A Boring Website
2021-01-12
Choose boring technology - Dan McKinley
Programmers enjoy talking and reading about tech stacks. Here is mine:
Infrastructure
The site runs on a “Basic” Digital Ocean Droplet with Ubuntu 20-something installed. I manage everything on it
manually via ssh
.
Blog
The blog is just plain HTML, CSS and the occasional inline JavaScript. I write my posts in the Apple Notes app. Notes does have a nice enough UI for working with text, keeps everything backed-up and I can access unfinished posts I’m from all my devices. Once done I manually transform the post into HTML. Zero dependencies and no restrictions. A nginx server serves the site up for you, nice and hot.
Reading List
The reading list is described in an older post. It basically still works that way, but I migrated it off of AWS. I now run a Postfix mail server on the same droplet as this site.
Feedback Form
The feedback form is using FastCGI via PHP FPM, which also churns behind the nginx. I’ve actually never used (Fast)CGI before, but I really do enjoy the simplicity of it all: Uncomment some nginx configuration lines, put a PHP file on the server and off it goes. Your comments are simply stored in a file, which I then read whenever I feel like it.
RSS Feed
The RSS feed I provide for my posts is generated semi-manually. It’s one of those „I need to build something with that tech I just discovered“-things. The tech is Elixir and out came a small script which just parses the HTML post files and generates an Atom XML feed as a static file:
entries = post_file_paths |> Stream.map(&parse_post_file/1) |> Stream.zip(post_file_paths) |> Stream.map(&generate_entry/1) |> Enum.sort(&(&1.updated < &2.updated)) ... xml = render(updated, entries)I’m using Elixir’s built-in scripting tooling called „escript“ which produces an executable.
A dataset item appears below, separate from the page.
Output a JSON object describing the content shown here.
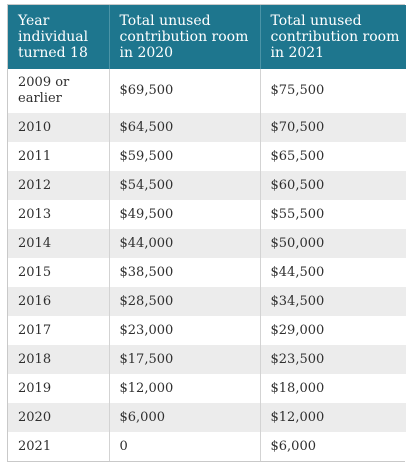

To parse the HTML files I’m using the Floki library. I’ll probably get rid of this and just create the feed file manually.
Deployment
It’s just rsync
. The reading list and feedback form are deployed separately, also with
rsync
.
Misc
- For basic visitor stats I use GoAccess
- Git and Github for version control
- Visual Studio Code and nano for file editing
It all works great and will work great for a long time, because it’s boring technology.